A harsh sun beating down. A long walk to the place of hope and despair. She carefully balances the container above her head. Finally reaching her destination, she pulls out the water that means both life and death.
This salvation kills slowly—a small mercy, but one just the same.
Ken Grant is a freelance writer living in Santa Ana, California. He has one published novel, So Great a Salvation. His short stories have appeared in Jitter Press, Left Hand Publishers, and Alien Dimensions.
Her boys play outside with an old Nerf ball. As she leads him to the broken furnace, he sees her tiny house has a cross, but no gifts, no tree. He sympathizes; he’s had a rough year, too.
She sees him glancing and is grateful they have nothing to steal.
Graham Robert Scott teaches writing at a university in north Texas. His stories have appeared in Barrelhouse Online, Nature, and Blink-Ink. See more at hemicyon.wordpress.com.
The first word I understood was “tired.” Always etched on mom’s face; she spoke in sighs. Dad’s language was disappointment. My brothers and I were taught it was us against the world, and our home constantly reminded us that we’d never know any different.
With hungry hearts, we grew silent.
Munira Sayyid has two siblings. Only one of which is a brother. Her parents think she talks too much sometimes.
As the sun sets, a teenage boy gathers coal from the side of a railway track. He’d climbed onto one of the trucks of a slow-moving freight train and opened its side door, spilling its precious payload.
He might get caught, but he doesn’t care; he will be warm tonight.
Coal theft is not uncommon among the poor areas of Poland’s Upper Silesia region, where Daniel teaches English as a foreign language.
Although his disheveled appearance causes many to avert their gaze, the slightest inkling of a past life emanates, weakly, for those that dare to look.
Sitting on the concrete ground, with back against the wall and hat in hand, his cardboard sign simply reads: WE FALL, KINGS AND COMMON ALIKE.
Eldar is in awe of how incredibly thin the line really is.
“Santa favors the wealthy,” his father told him.
So when spoiled brats got all twenty things on their wish lists, poor Timothy wasn’t surprised.
Tim knew the superstition: if you are bad, Santa gives you a lump of coal.
He shivered next to the dying fire, wishing for some coal.
Three months until Christmas seems too long for Jason, whose only wish is to have less homework.
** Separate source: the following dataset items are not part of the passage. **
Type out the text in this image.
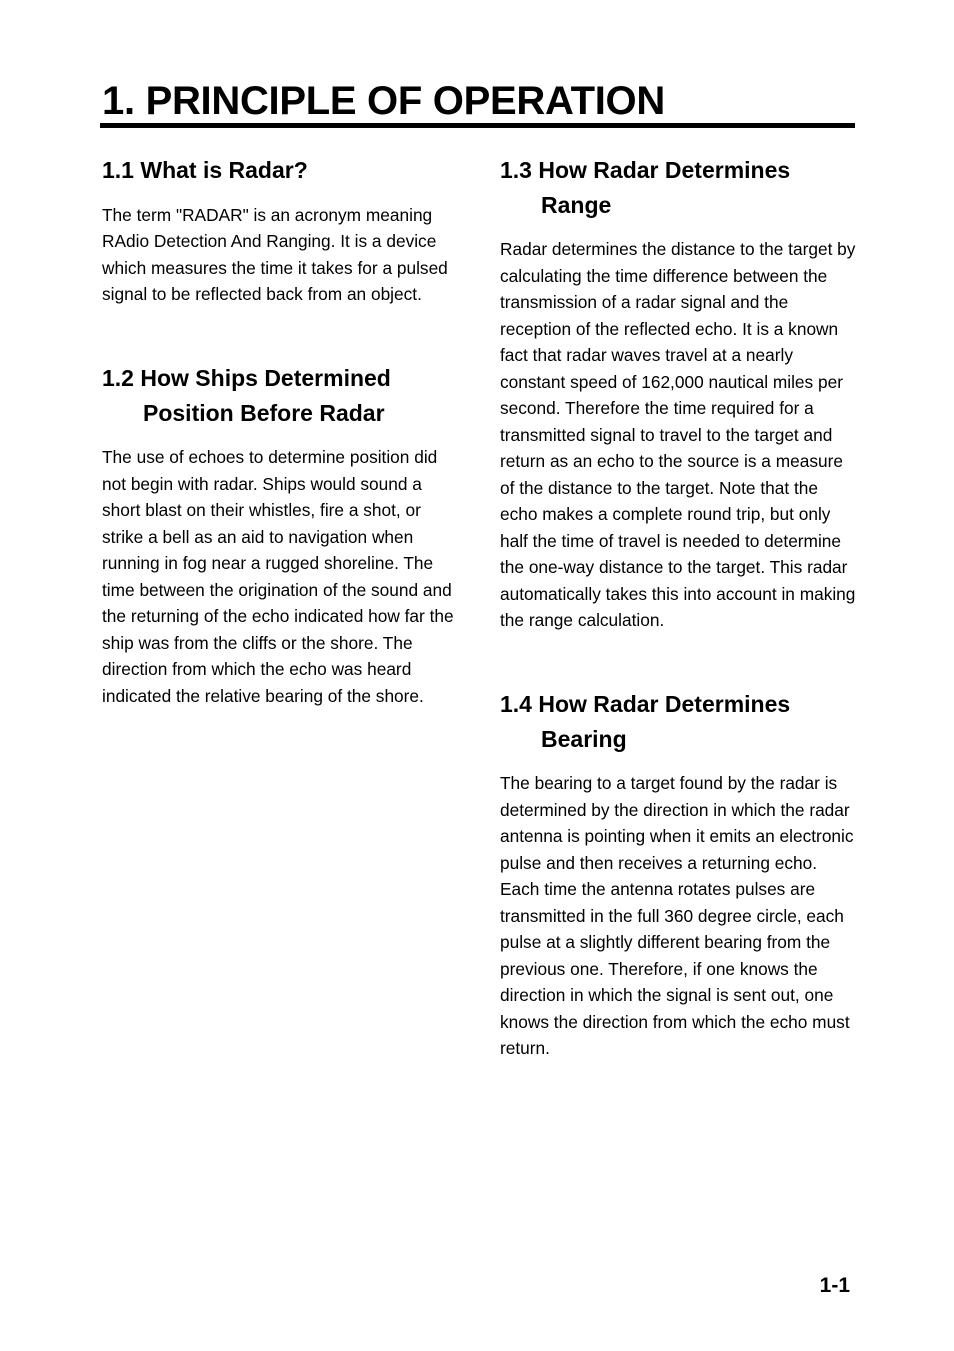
1. PRINCIPLE OF OPERATION
1.1 What is Radar?

The term "RADAR" is an acronym meaning RAdio Detection And Ranging. It is a device which measures the time it takes for a pulsed signal to be reflected back from an object.

1.2 How Ships Determined Position Before Radar

The use of echoes to determine position did not begin with radar. Ships would sound a short blast on their whistles, fire a shot, or strike a bell as an aid to navigation when running in fog near a rugged shoreline. The time between the origination of the sound and the returning of the echo indicated how far the ship was from the cliffs or the shore. The direction from which the echo was heard indicated the relative bearing of the shore.

1.3 How Radar Determines Range

Radar determines the distance to the target by calculating the time difference between the transmission of a radar signal and the reception of the reflected echo. It is a known fact that radar waves travel at a nearly constant speed of 162,000 nautical miles per second. Therefore the time required for a transmitted signal to travel to the target and return as an echo to the source is a measure of the distance to the target. Note that the echo makes a complete round trip, but only half the time of travel is needed to determine the one-way distance to the target. This radar automatically takes this into account in making the range calculation.

1.4 How Radar Determines Bearing

The bearing to a target found by the radar is determined by the direction in which the radar antenna is pointing when it emits an electronic pulse and then receives a returning echo. Each time the antenna rotates pulses are transmitted in the full 360 degree circle, each pulse at a slightly different bearing from the previous one. Therefore, if one knows the direction in which the signal is sent out, one knows the direction from which the echo must return.

1-1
Two souls waited to be born.
I will be a beautiful girl, said the first, born into wealth.
I will be a lonely boy, said the second, abused and abandoned.
But why? asked first.
Because I’ll learn more in my few years of hardship than in your lifetime of privilege.
Daniel Wilson lives in the foothills of North Carolina with his wife and children.
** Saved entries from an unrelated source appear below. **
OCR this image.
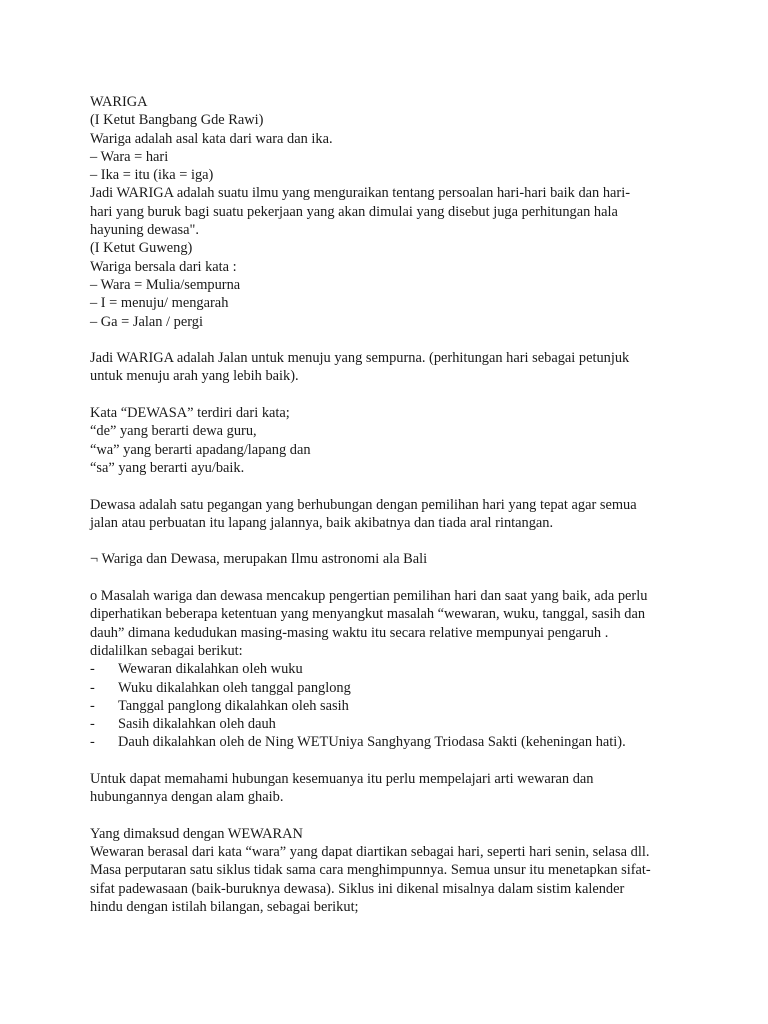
WARIGA
(I Ketut Bangbang Gde Rawi)
Wariga adalah asal kata dari wara dan ika.
– Wara = hari
– Ika = itu (ika = iga)
Jadi WARIGA adalah suatu ilmu yang menguraikan tentang persoalan hari-hari baik dan hari-
hari yang buruk bagi suatu pekerjaan yang akan dimulai yang disebut juga perhitungan hala
hayuning dewasa".
(I Ketut Guweng)
Wariga bersala dari kata :
– Wara = Mulia/sempurna
– I = menuju/ mengarah
– Ga = Jalan / pergi
Jadi WARIGA adalah Jalan untuk menuju yang sempurna. (perhitungan hari sebagai petunjuk
untuk menuju arah yang lebih baik).
Kata “DEWASA” terdiri dari kata;
“de” yang berarti dewa guru,
“wa” yang berarti apadang/lapang dan
“sa” yang berarti ayu/baik.
Dewasa adalah satu pegangan yang berhubungan dengan pemilihan hari yang tepat agar semua
jalan atau perbuatan itu lapang jalannya, baik akibatnya dan tiada aral rintangan.
¬ Wariga dan Dewasa, merupakan Ilmu astronomi ala Bali
o Masalah wariga dan dewasa mencakup pengertian pemilihan hari dan saat yang baik, ada perlu
diperhatikan beberapa ketentuan yang menyangkut masalah “wewaran, wuku, tanggal, sasih dan
dauh” dimana kedudukan masing-masing waktu itu secara relative mempunyai pengaruh .
didalilkan sebagai berikut:
- Wewaran dikalahkan oleh wuku
- Wuku dikalahkan oleh tanggal panglong
- Tanggal panglong dikalahkan oleh sasih
- Sasih dikalahkan oleh dauh
- Dauh dikalahkan oleh de Ning WETUniya Sanghyang Triodasa Sakti (keheningan hati).
Untuk dapat memahami hubungan kesemuanya itu perlu mempelajari arti wewaran dan
hubungannya dengan alam ghaib.
Yang dimaksud dengan WEWARAN
Wewaran berasal dari kata “wara” yang dapat diartikan sebagai hari, seperti hari senin, selasa dll.
Masa perputaran satu siklus tidak sama cara menghimpunnya. Semua unsur itu menetapkan sifat-
sifat padewasaan (baik-buruknya dewasa). Siklus ini dikenal misalnya dalam sistim kalender
hindu dengan istilah bilangan, sebagai berikut;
I turned back to get my notebook; I did not want another wasted day.
Yesterday, I’d seen an old woman licking catsup and mustard splotches off discarded McDonald’s wrappers on the Embarcadero, and I had not written any of it up; I did not have my notebook.
Well, never again.
Charles D. Tarlton is a retired politics professor now trying to write stories and poems.
On Christmas Eve, a young lad wandered the streets of New York. He was well dressed, only because he knew how to care for what few possessions he had.
People asked for money and he refused politely but still earned glares.
Instead, he used his pennies for a birthday candle.
Jeremy Quinn hopes to write more in the future, but for now resigns himself to doing the occasional Pokémon fanfiction.